Cette rencontre vise à dresser un état des lieux des actions déjà engagées par l’État et à examiner les outils juridiques disponibles, notamment la possibilité de dissoudre certains groupuscules impliqués dans des violences. L’exécutif insiste sur une approche globale, affirmant vouloir agir sans distinction idéologique entre extrême droite et extrême gauche.
Depuis l’annonce de cette réunion, le chef de l’État a multiplié les prises de position pour condamner l’ensemble des violences politiques. Il a rappelé qu’aucune milice ne pouvait trouver sa place dans l’espace démocratique, appelant les organisations concernées à assumer leurs responsabilités et à prévenir toute dérive violente.
Selon plusieurs sources proches du dossier, des procédures de dissolution sont actuellement à l’étude au niveau du ministère de l’Intérieur (France). Deux groupuscules d’ultradroite — Bloc montpelliérain et Patria Albiges — font l’objet de démarches engagées depuis plusieurs mois, donc antérieures au décès du militant. Un groupuscule d’ultragauche serait également concerné.
La dissolution administrative constitue un outil régulièrement utilisé par les autorités françaises pour lutter contre les structures jugées violentes ou incitant à la haine. Depuis 2017, plusieurs dizaines d’organisations ont ainsi été dissoutes en Conseil des ministres, parmi lesquelles La Jeune Garde et Lyon populaire. Certaines décisions ont toutefois été contestées devant le Conseil d’État (France), comme dans le cas du collectif Les Soulèvements de la Terre, qui a obtenu l’annulation de sa dissolution.

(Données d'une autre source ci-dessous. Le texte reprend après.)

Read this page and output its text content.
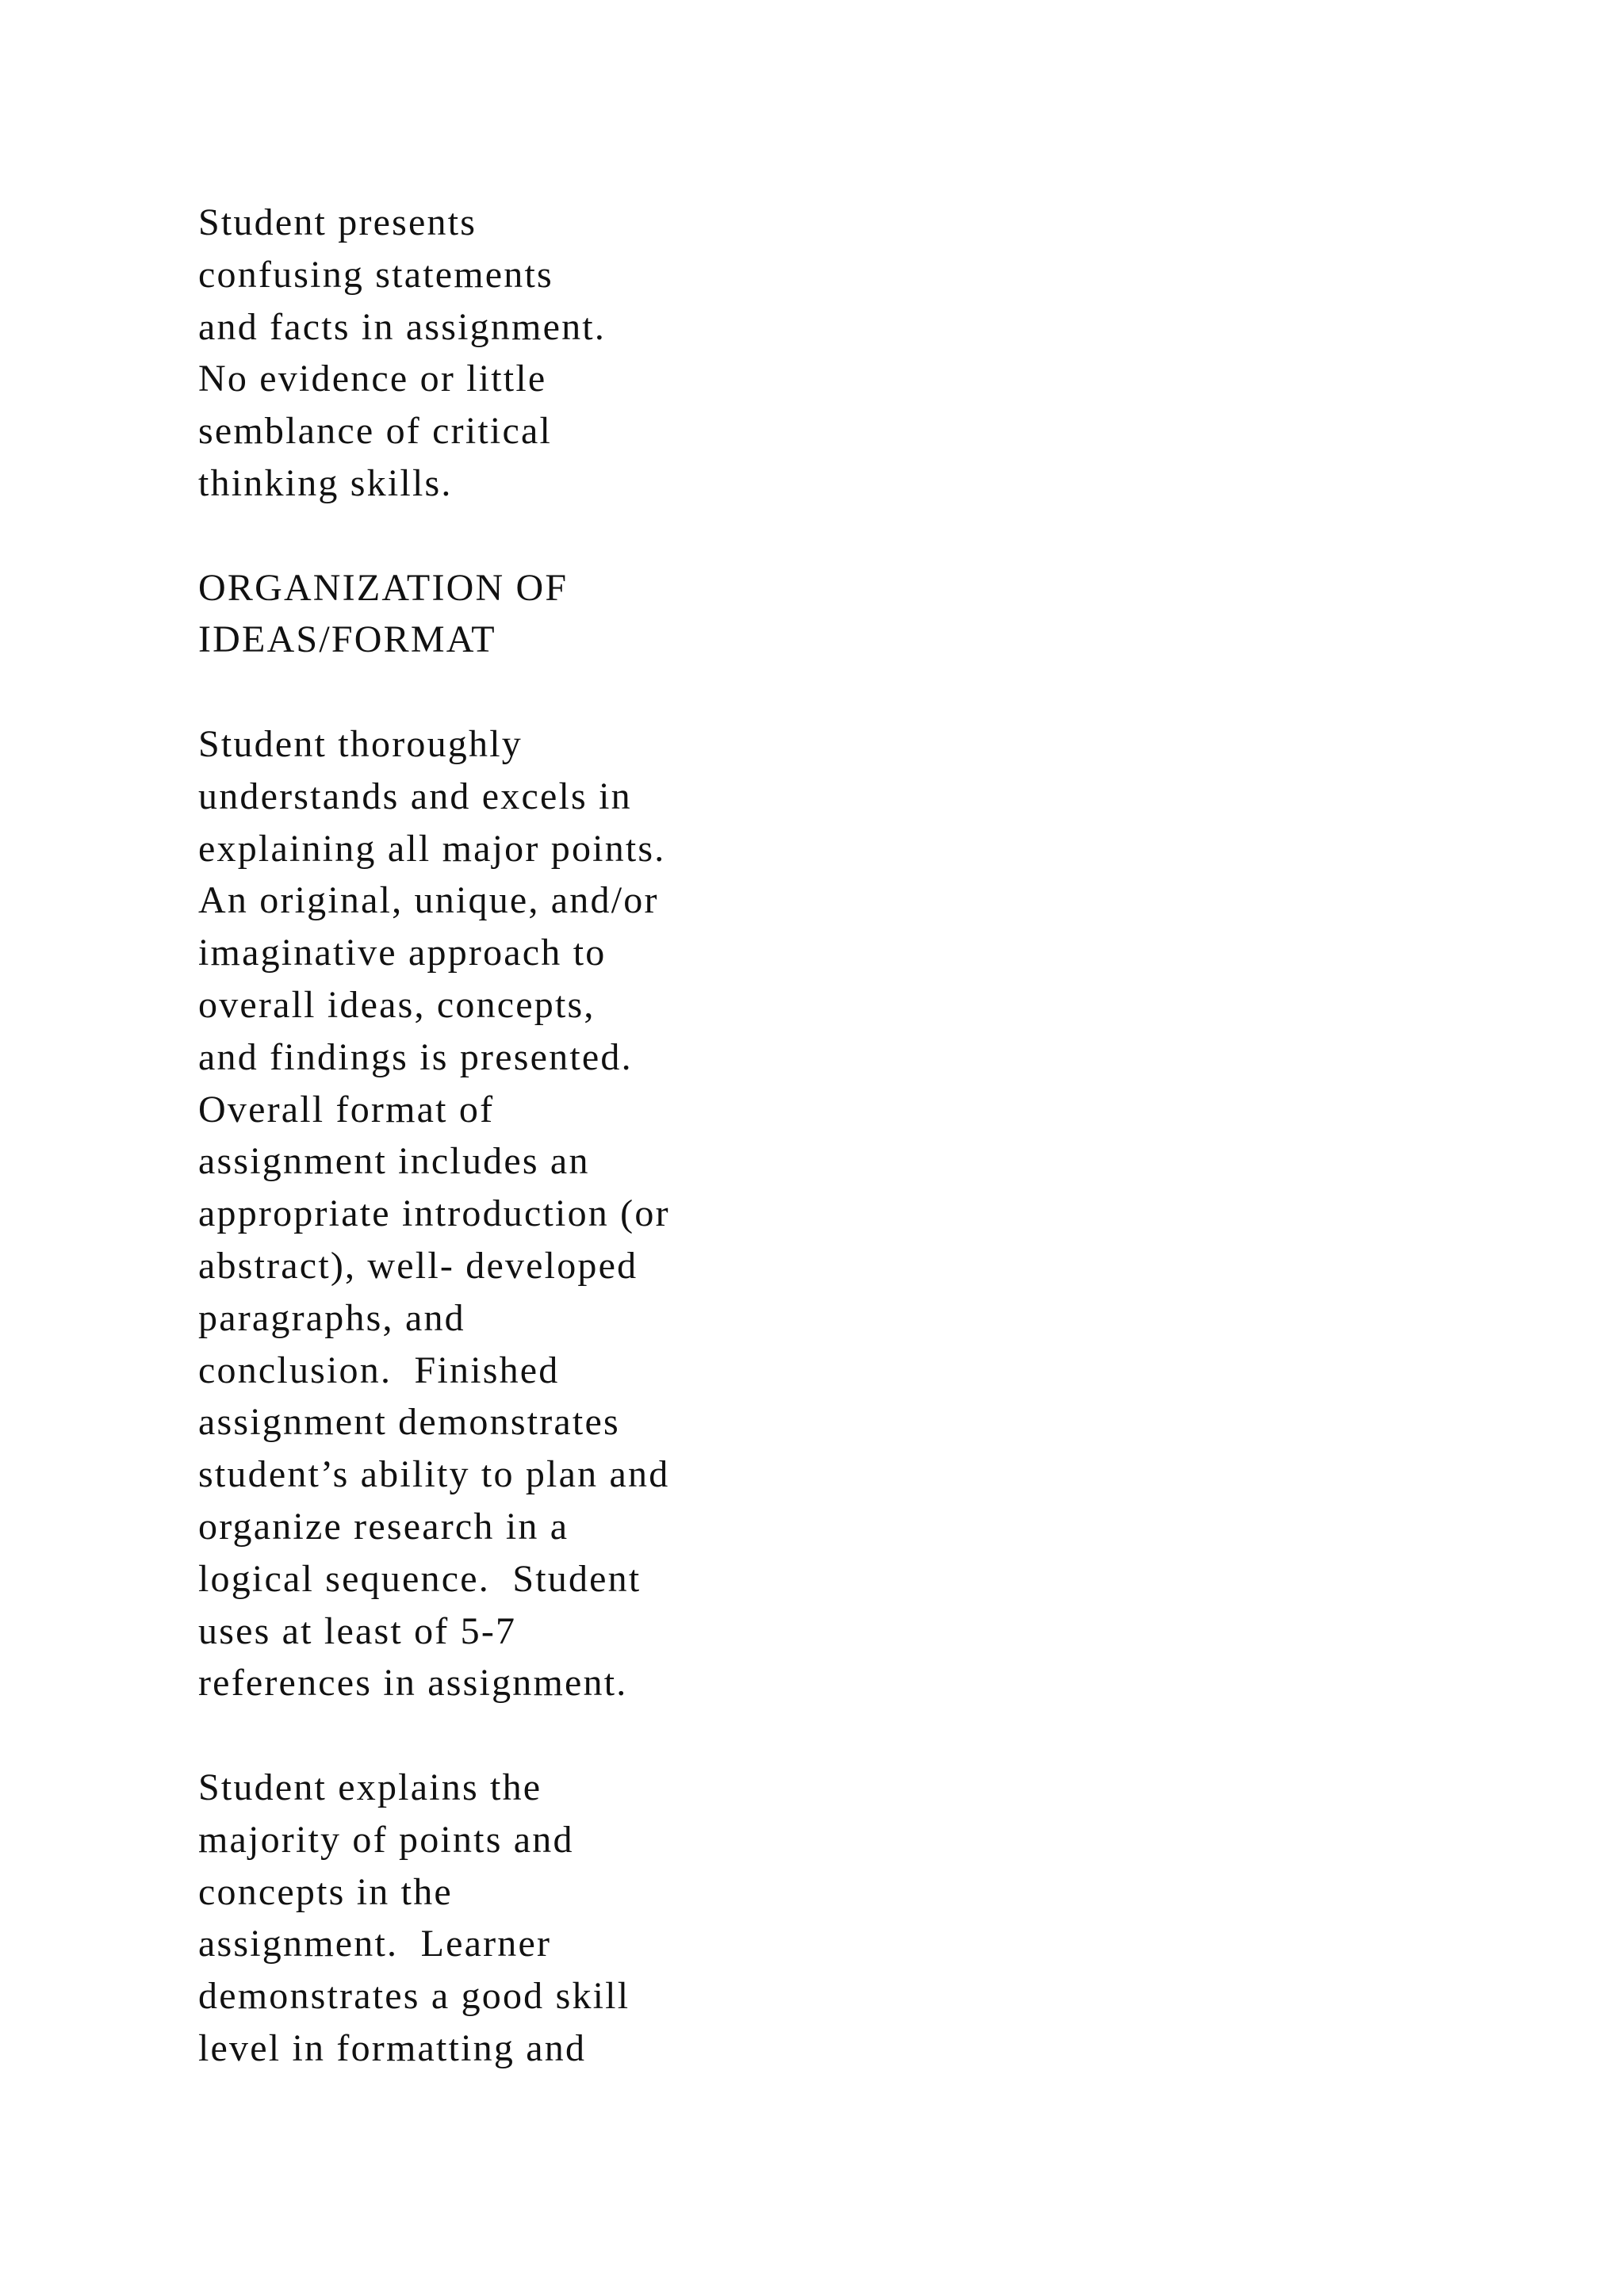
Student presents
confusing statements
and facts in assignment.
No evidence or little
semblance of critical
thinking skills.
ORGANIZATION OF
IDEAS/FORMAT
Student thoroughly
understands and excels in
explaining all major points.
An original, unique, and/or
imaginative approach to
overall ideas, concepts,
and findings is presented.
Overall format of
assignment includes an
appropriate introduction (or
abstract), well- developed
paragraphs, and
conclusion.  Finished
assignment demonstrates
student’s ability to plan and
organize research in a
logical sequence.  Student
uses at least of 5-7
references in assignment.
Student explains the
majority of points and
concepts in the
assignment.  Learner
demonstrates a good skill
level in formatting and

Dans ce contexte sensible, la famille de Quentin Deranque a dénoncé la récupération politique du drame, notamment à la suite d’une marche organisée à Lyon en hommage au jeune homme. Cette réaction illustre les tensions persistantes autour de la violence militante et de son instrumentalisation dans le débat public.
La réunion gouvernementale pourrait marquer une nouvelle étape dans la stratégie de l’exécutif face aux groupes radicaux. Entre impératif de sécurité et respect des libertés publiques, la question des dissolutions demeure un sujet hautement politique qui continue de diviser la société française.